On caring

By Allison Cobb
IMG_0302 Deborah Forster gives Feldenkrais to Djerassi dog Hank

I've been thinking a lot about caring--"taking care," having an attitude of care and concern--and what that might mean for we humans now living in the Anthropocene. While here at Djerassi, I came across some of my old notes about "care and concern" related to Donna Haraway--whose work is often discussed here. I hadn't cited the source, so I asked the primatologist and cognitive scientist Dr. Deborah Forster about it. Our discussion and an internet search led me to this beautiful blog "Care" by Thom van Dooren over at the multispecies salon. van Dooren, citing Maria Puig, writes that care is a "particularly profound engagement with the world, 'a vital affective state, an ethical obligation and a practical labor.'" This is the kind of engagement I've been attempting over the past few years with plastic trash as part of Plastic, an autobiography. I work to engage with plastic garbage with a level of care that demands, as van Dooren writes, a "deep contextual and critical knowledge about the object of our care, a knowledge that simultaneously places us at stake in the world and demands that we be held accountable." How would practicing that radical form of care--even in regards to garbage--transform our relationships?

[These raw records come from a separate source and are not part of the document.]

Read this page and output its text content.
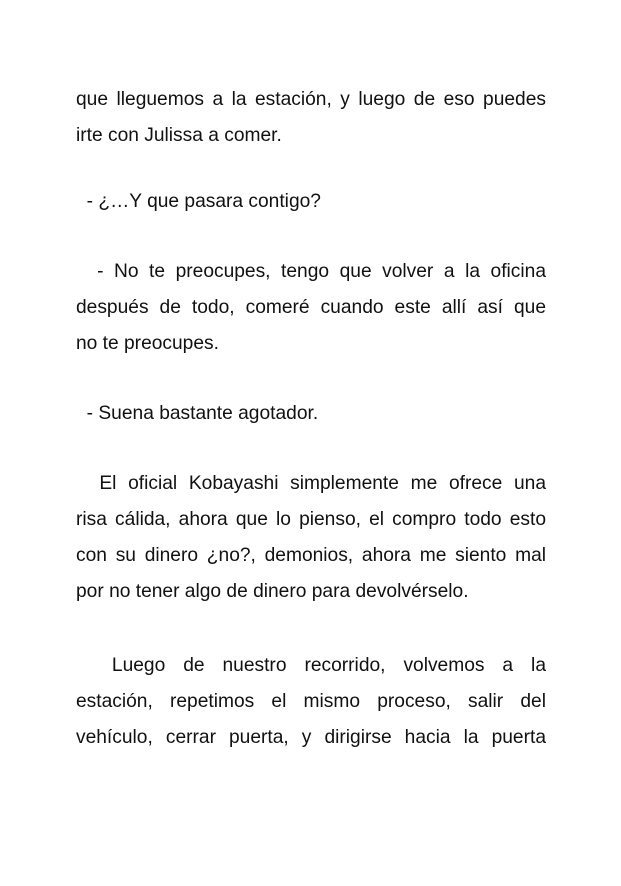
que lleguemos a la estación, y luego de eso puedes
irte con Julissa a comer.
- ¿…Y que pasara contigo?
- No te preocupes, tengo que volver a la oficina
después de todo, comeré cuando este allí así que
no te preocupes.
- Suena bastante agotador.
El oficial Kobayashi simplemente me ofrece una
risa cálida, ahora que lo pienso, el compro todo esto
con su dinero ¿no?, demonios, ahora me siento mal
por no tener algo de dinero para devolvérselo.
Luego de nuestro recorrido, volvemos a la
estación, repetimos el mismo proceso, salir del
vehículo, cerrar puerta, y dirigirse hacia la puerta
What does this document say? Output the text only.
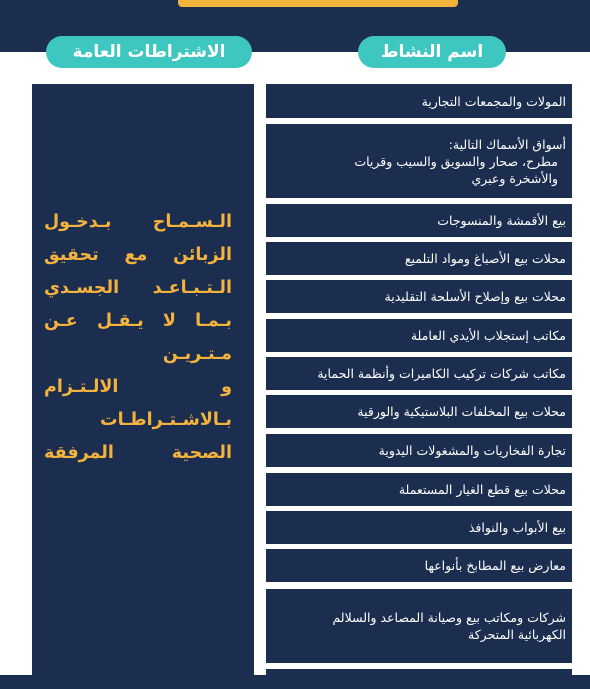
اسم النشاط
الاشتراطات العامة
الـسـمـاح بـدخـول
الزبائن مع تحقيق
الـتـبـاعـد الجسـدي
بـمـا لا يـقـل عـن
مـتـريـن
و الالـتـزام
بـالاشـتـراطـات
الصحية المرفقة
المولات والمجمعات التجارية
أسواق الأسماك التالية:
مطرح، صحار والسويق والسيب وقريات
والأشخرة وعبري
بيع الأقمشة والمنسوجات
محلات بيع الأصباغ ومواد التلميع
محلات بيع وإصلاح الأسلحة التقليدية
مكاتب إستجلاب الأيدي العاملة
مكاتب شركات تركيب الكاميرات وأنظمة الحماية
محلات بيع المخلفات البلاستيكية والورقية
تجارة الفخاريات والمشغولات اليدوية
محلات بيع قطع الغيار المستعملة
بيع الأبواب والنوافذ
معارض بيع المطابخ بأنواعها
شركات ومكاتب بيع وصيانة المصاعد والسلالم
الكهربائية المتحركة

I've been humbled by the artists and scientists here at Djerassi and their profound engagements with the world. The artist Christine Lee works with painstaking devotion to transform the discarded into objects of aesthetic beauty and power. Eathan Janney spends countless hours understanding the rhythms of bird songs. Eleni Sikelianos meditates in elegaic poems on the species that have disappeared from our planet. I've also been moved by the way in which the people here care for one another, both as people and in our work as artists and scientists. We have opened ourselves to one another, sharing expertise, offering time and energy for collaboration, developing new ideas. The results have been beautiful, transforming.